No one should be surprised that the futures for the major indices are lower this morning. There was a good probability that would have been the case even if there wasn't any news to rationalize the negative disposition.
At yesterday's close, the S&P 500 was up 11.3% from its December 24 low. The speed of the ascent reflects a market that is overbought on a short-term basis and due for a period of consolidation.
That observation isn't new. We have been calling attention to the idea for the better part of the last two weeks, yet market participants have been reluctant to give in to the idea, which has been the surprise that has kept the market propped up as it has fueled a fear of missing out on further gains that has led to, well, further gains.
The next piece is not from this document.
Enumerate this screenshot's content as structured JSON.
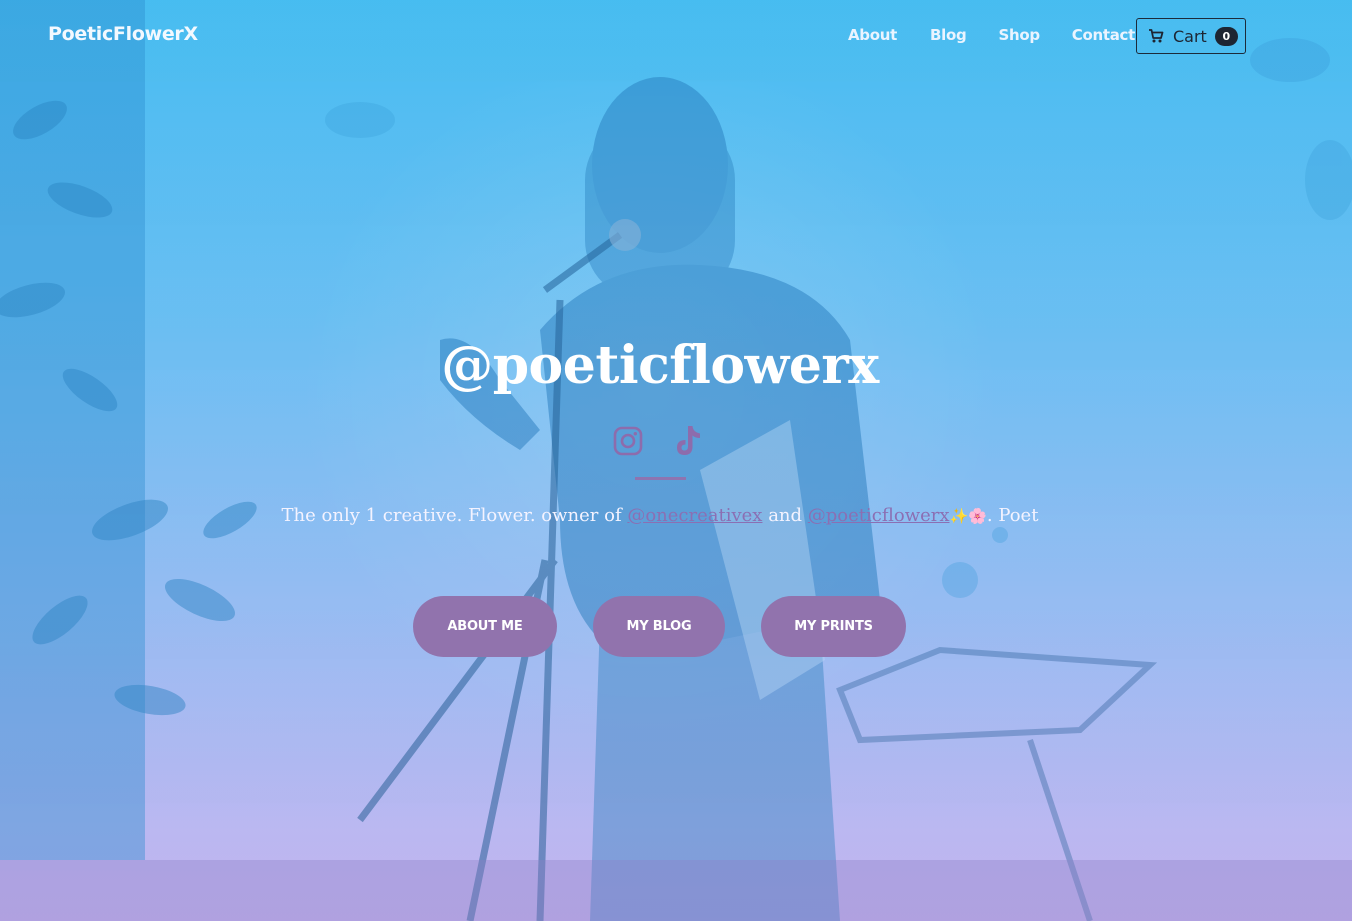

The start of today's session, though, should invite some backtracking. The S&P futures are down seven points and are trading 0.3% below fair value. The Nasdaq 100 futures are down 11 points and are trading 0.4% below fair value. The Dow Jones Industrial Average futures are down 71 points and are trading 0.4% below fair value.
That isn't much frankly given the scope of the gains that have been registered, yet the tempered conviction of buyers at the moment fits neatly with the S&P 500 sitting in a zone of technical congestion in the 2600-2645 area.
In other words, the climb from here will be more challenging than the easy-breezy jaunt from the deeply oversold December 24 low.
Alas, Morgan Stanley (MS) has seemingly provided a selling catalyst this morning with a fourth quarter earnings report that fell short of top and bottom-line expectations. Shares of MS, which have risen 21.1% from their December 24 low, are indicated 4.4% lower.
That pullback could rein in the red-hot financial sector a bit, which would be a drag on the broader market.
There are some other excuses in the selling mix this morning, too, namely trade concerns following reports that the U.S. is intent on pursuing criminal charges against Huawei for stealing trade secrets from U.S. companies and that lawmakers are working to introduce legislation that would ban the sale of chips to Chinese telecom equipment providers.
There is the disappointing first quarter revenue guidance from Taiwan Semiconductor (TSM), which is an Apple (AAPL) supplier; there is the government shutdown mess; there are concerns about the economic slowdown in China; and there are reportedly Brexit worries.
Remember, these are excuses, which means they may not be the real reason for the negative disposition, only that they provide some cover to try to explain the weakness in the futures market.
This morning's economic data can't be blamed for the weakness. It was better than expected.
Initial claims for the week ending January 12 decreased by 3,000 to 213,000 (Briefing.com consensus 221,000) while continuing claims for the week ending January 5 increased by 18,000 to 1.737 million.
The key takeaway from the report is that the low level of initial claims continues to reflect a solid labor market.
Separately, the Philadelphia Fed Index for January jumped to 17.0 (Briefing.com consensus 10.5) from 9.1, paced by an eight-point pop in the new orders index to 21.3 that was the highest reading in six months.
The key takeaway from this report was the indication that 46% of firms expect increased activity over the next six months while only 15% are projecting a decline.